“Je le dis depuis quatre ans, Accor n’est pas en guerre contre Booking, Expédia, ni aucune plateforme en ligne. Je dis juste que le coût de leur intervention est trop élevé”, a d’abord tenu à préciser le PDG du groupe hôtelier. “Maintenant nous devons accepter une réalité : la grande majorité de nos clients viennent deux fois ou trois fois par an dans un hôtel Accor alors que les clients d’Amazon viennent trois ou quatre fois par semaine et ceux de Facebook, dix fois par jour”. Toujours très convaincant lorsqu’il s’agit de décrire les enjeux, et les périls qui caractérisent son univers concurrentiel, il a expliqué qu’il s’efforçait donc de se développer les occasions de générer du chiffre d’affaires avec un client qui ne vient même pas une fois par mois dormir dans l’un de ses hotels. “Je m’intéresse donc à son univers de vacances avec la société Travel Keys (locations de vacances), je m’intéresse à la conciergerie digitale pour l’aider à trouver un cinéma, un spectacle ou un restaurant avec John Paul et ensuite on décide de s’adresser aux 6 milliards de gens qui ne voyagent pas et parmi eux, à ce milliard d’habitants des grandes villes qui sont donc à proximité de l’un de mes hôtels. Le nombre de ces personnes va doubler d’ici 2030 à cause de l’exode rural. Ces gens là, je dois leur rendre des services, recevoir un paquet, proposer une séance de yoga… Cette initiative coûte très peu, car je mutualise 270 000 personnes qui travaillent dans 4200 hôtels et j’amortis des équipements existants. Probablement cela peut constituer un quart, un tiers des profits d’Accor dans cinq ans”.

Cette voie prometteuse est explorée alors même que le groupe hôtelier français se développe à un rythme très rapide dans son métier historique “Nous ouvrons 260 hotels par an, soit 40 000 chambres et dans le monde nous recrutons 80 000 personnes chaque année, nous en perdons 50 000 qui nous quittent après avoir été formés, c’est cette croissance qui nous donne les moyens de penser à de nouvelles activités”, confie Sébastien Bazin.

“Quand j’investis 100, ils investissent 1000”
“Mais mon principal soucis, c’est ma force de frappe digitale comparée à celle des Google, Amazon, Facebook et Apple ainsi que les géants asiatiques tel Alibaba. Qand j’investis 100, ils investissent 1000. Je ne pourrai pas répondre aux attentes de mes clients si je ne noue pas une alliance stratégique avec un ou plusieurs d’entre eux. Il ont atteint une taille dix fois plus grande que moi en terme de cash flow opérationnel, d’ingénieurs à disposition, de contacts avec les clients, de prise de risque potentielle”
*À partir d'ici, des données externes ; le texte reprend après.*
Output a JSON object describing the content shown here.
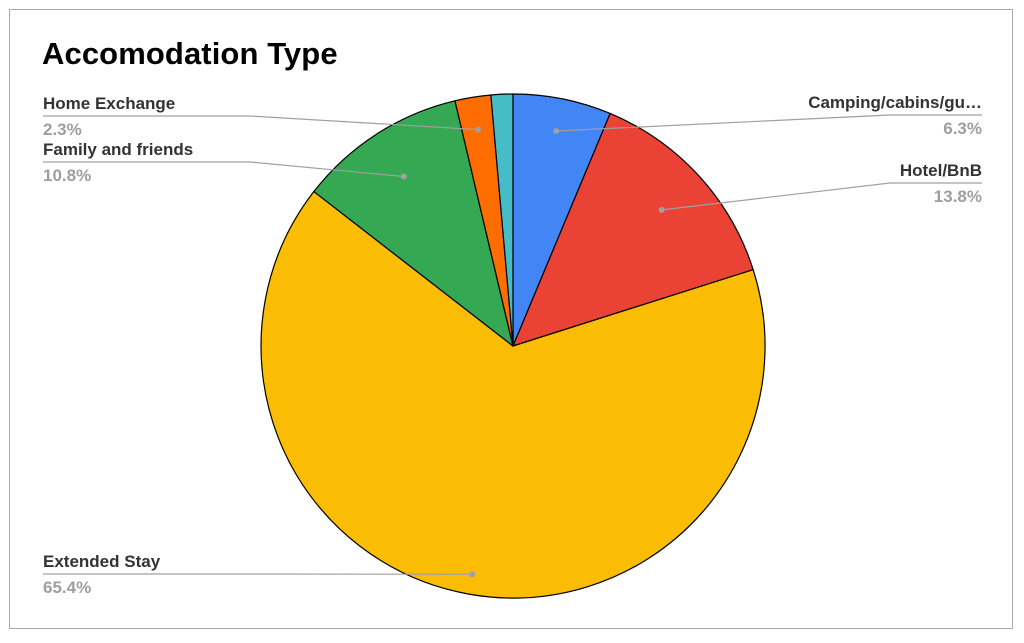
{
  "chart_data": {
    "type": "pie",
    "title": "Accomodation Type",
    "slices": [
      {
        "label": "Camping/cabins/gu…",
        "value": 6.3,
        "display": "6.3%",
        "color": "#4285f4"
      },
      {
        "label": "Hotel/BnB",
        "value": 13.8,
        "display": "13.8%",
        "color": "#ea4335"
      },
      {
        "label": "Extended Stay",
        "value": 65.4,
        "display": "65.4%",
        "color": "#fbbc04"
      },
      {
        "label": "Family and friends",
        "value": 10.8,
        "display": "10.8%",
        "color": "#34a853"
      },
      {
        "label": "Home Exchange",
        "value": 2.3,
        "display": "2.3%",
        "color": "#ff6d01"
      },
      {
        "label": "",
        "value": 1.4,
        "display": "",
        "color": "#46bdc6"
      }
    ]
  }
}
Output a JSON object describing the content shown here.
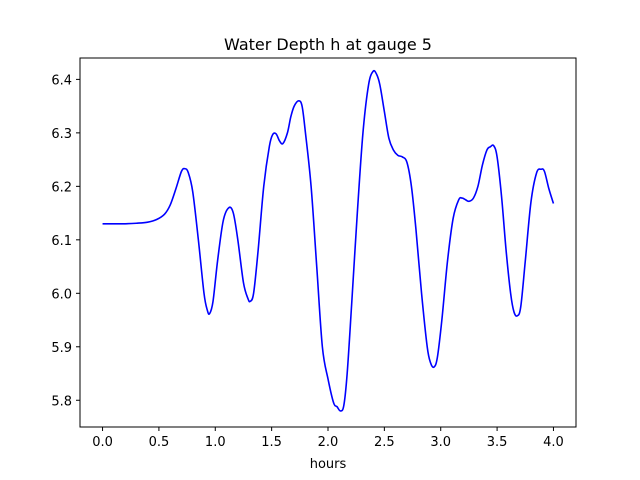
{
  "chart_data": {
    "type": "line",
    "title": "Water Depth h at gauge 5",
    "xlabel": "hours",
    "ylabel": "",
    "xlim": [
      -0.2,
      4.2
    ],
    "ylim": [
      5.75,
      6.44
    ],
    "x_ticks": [
      "0.0",
      "0.5",
      "1.0",
      "1.5",
      "2.0",
      "2.5",
      "3.0",
      "3.5",
      "4.0"
    ],
    "y_ticks": [
      "5.8",
      "5.9",
      "6.0",
      "6.1",
      "6.2",
      "6.3",
      "6.4"
    ],
    "grid": false,
    "series": [
      {
        "color": "#0000ff",
        "points": [
          [
            0.0,
            6.13
          ],
          [
            0.1,
            6.13
          ],
          [
            0.2,
            6.13
          ],
          [
            0.3,
            6.131
          ],
          [
            0.4,
            6.133
          ],
          [
            0.48,
            6.138
          ],
          [
            0.55,
            6.148
          ],
          [
            0.6,
            6.165
          ],
          [
            0.65,
            6.195
          ],
          [
            0.7,
            6.228
          ],
          [
            0.73,
            6.233
          ],
          [
            0.76,
            6.226
          ],
          [
            0.8,
            6.19
          ],
          [
            0.85,
            6.1
          ],
          [
            0.9,
            6.0
          ],
          [
            0.93,
            5.968
          ],
          [
            0.95,
            5.962
          ],
          [
            0.98,
            5.985
          ],
          [
            1.02,
            6.06
          ],
          [
            1.07,
            6.135
          ],
          [
            1.12,
            6.16
          ],
          [
            1.16,
            6.15
          ],
          [
            1.2,
            6.1
          ],
          [
            1.25,
            6.02
          ],
          [
            1.29,
            5.99
          ],
          [
            1.31,
            5.985
          ],
          [
            1.34,
            6.0
          ],
          [
            1.38,
            6.08
          ],
          [
            1.43,
            6.2
          ],
          [
            1.48,
            6.275
          ],
          [
            1.51,
            6.297
          ],
          [
            1.54,
            6.298
          ],
          [
            1.57,
            6.285
          ],
          [
            1.6,
            6.28
          ],
          [
            1.64,
            6.3
          ],
          [
            1.67,
            6.33
          ],
          [
            1.7,
            6.35
          ],
          [
            1.74,
            6.36
          ],
          [
            1.77,
            6.35
          ],
          [
            1.8,
            6.3
          ],
          [
            1.85,
            6.2
          ],
          [
            1.9,
            6.05
          ],
          [
            1.95,
            5.9
          ],
          [
            2.0,
            5.84
          ],
          [
            2.05,
            5.795
          ],
          [
            2.08,
            5.788
          ],
          [
            2.11,
            5.78
          ],
          [
            2.14,
            5.79
          ],
          [
            2.17,
            5.85
          ],
          [
            2.21,
            5.98
          ],
          [
            2.26,
            6.15
          ],
          [
            2.31,
            6.3
          ],
          [
            2.36,
            6.39
          ],
          [
            2.4,
            6.415
          ],
          [
            2.43,
            6.41
          ],
          [
            2.46,
            6.39
          ],
          [
            2.5,
            6.34
          ],
          [
            2.54,
            6.29
          ],
          [
            2.58,
            6.268
          ],
          [
            2.62,
            6.258
          ],
          [
            2.66,
            6.255
          ],
          [
            2.7,
            6.245
          ],
          [
            2.74,
            6.2
          ],
          [
            2.78,
            6.12
          ],
          [
            2.83,
            6.0
          ],
          [
            2.88,
            5.9
          ],
          [
            2.91,
            5.87
          ],
          [
            2.94,
            5.862
          ],
          [
            2.97,
            5.88
          ],
          [
            3.01,
            5.95
          ],
          [
            3.06,
            6.06
          ],
          [
            3.11,
            6.14
          ],
          [
            3.16,
            6.175
          ],
          [
            3.19,
            6.178
          ],
          [
            3.22,
            6.175
          ],
          [
            3.25,
            6.172
          ],
          [
            3.29,
            6.178
          ],
          [
            3.33,
            6.2
          ],
          [
            3.37,
            6.24
          ],
          [
            3.41,
            6.268
          ],
          [
            3.44,
            6.274
          ],
          [
            3.47,
            6.276
          ],
          [
            3.5,
            6.255
          ],
          [
            3.54,
            6.18
          ],
          [
            3.58,
            6.08
          ],
          [
            3.62,
            6.0
          ],
          [
            3.65,
            5.965
          ],
          [
            3.68,
            5.958
          ],
          [
            3.71,
            5.975
          ],
          [
            3.75,
            6.06
          ],
          [
            3.8,
            6.17
          ],
          [
            3.85,
            6.225
          ],
          [
            3.89,
            6.232
          ],
          [
            3.92,
            6.228
          ],
          [
            3.96,
            6.195
          ],
          [
            4.0,
            6.168
          ]
        ]
      }
    ]
  }
}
Pour autant le président d’Accor mesure lui-même les risques de cette stratégie. “Le corollaire d’une telle alliance c’est que vous ne pouvez plus revenir en arrière: vous êtes enceinte! Il faut donc passer beaucoup de temps à choisir le bon cheval car vous ne pouvez pas en changer ensuite en cours de route. Et vous n’avez pas d’autre choix que de s’associer à l’un d’entre eux si vous souhaitez être dans la course pour les 20 et 30 prochaines années. Voilà exactement le sujet sur lequel je passe le plus de temps : avec qui? pour quoi faire? comment? et avec quelle prise de risque?”

“Un mariage non subi”
Décidément prolixe sur les raisons qui le pousse à préparer une telle alliance, Sébastien Bazin, précise en gros qu’il s’agit ne s’agit pas d’une alliance subie : “on n’est pas dans l’obligation de nouer un tel partenariat, mais on va le faire parce que c’est bon pour notre développement et nos équipes”.

Quand? “Dans les deux ans, assurément car nous avons eu déjà deux mutations digitales très fortes mais qui ont pris quinze ans. La première a été l’arrivée des OTA, les services de réservations professionnels, un changement considérable car cela a changé les relations de nos hôtels avec les clients, qui sont passés par ces spécialistes. La deuxième mutation digitale, quinze ans plus tard, c’était AirBnb et l’explosion de l’économie du partage. Il se trouve qu’en l’espace de 18 mois nous avons vécu deux nouvelles mutations : l’intelligence artificielle et le paiement en ligne. Les deux dernières sont tout aussi importantes que les deux premières. Donc avec un telle accélération de l’environnement nous devons être très rapide!”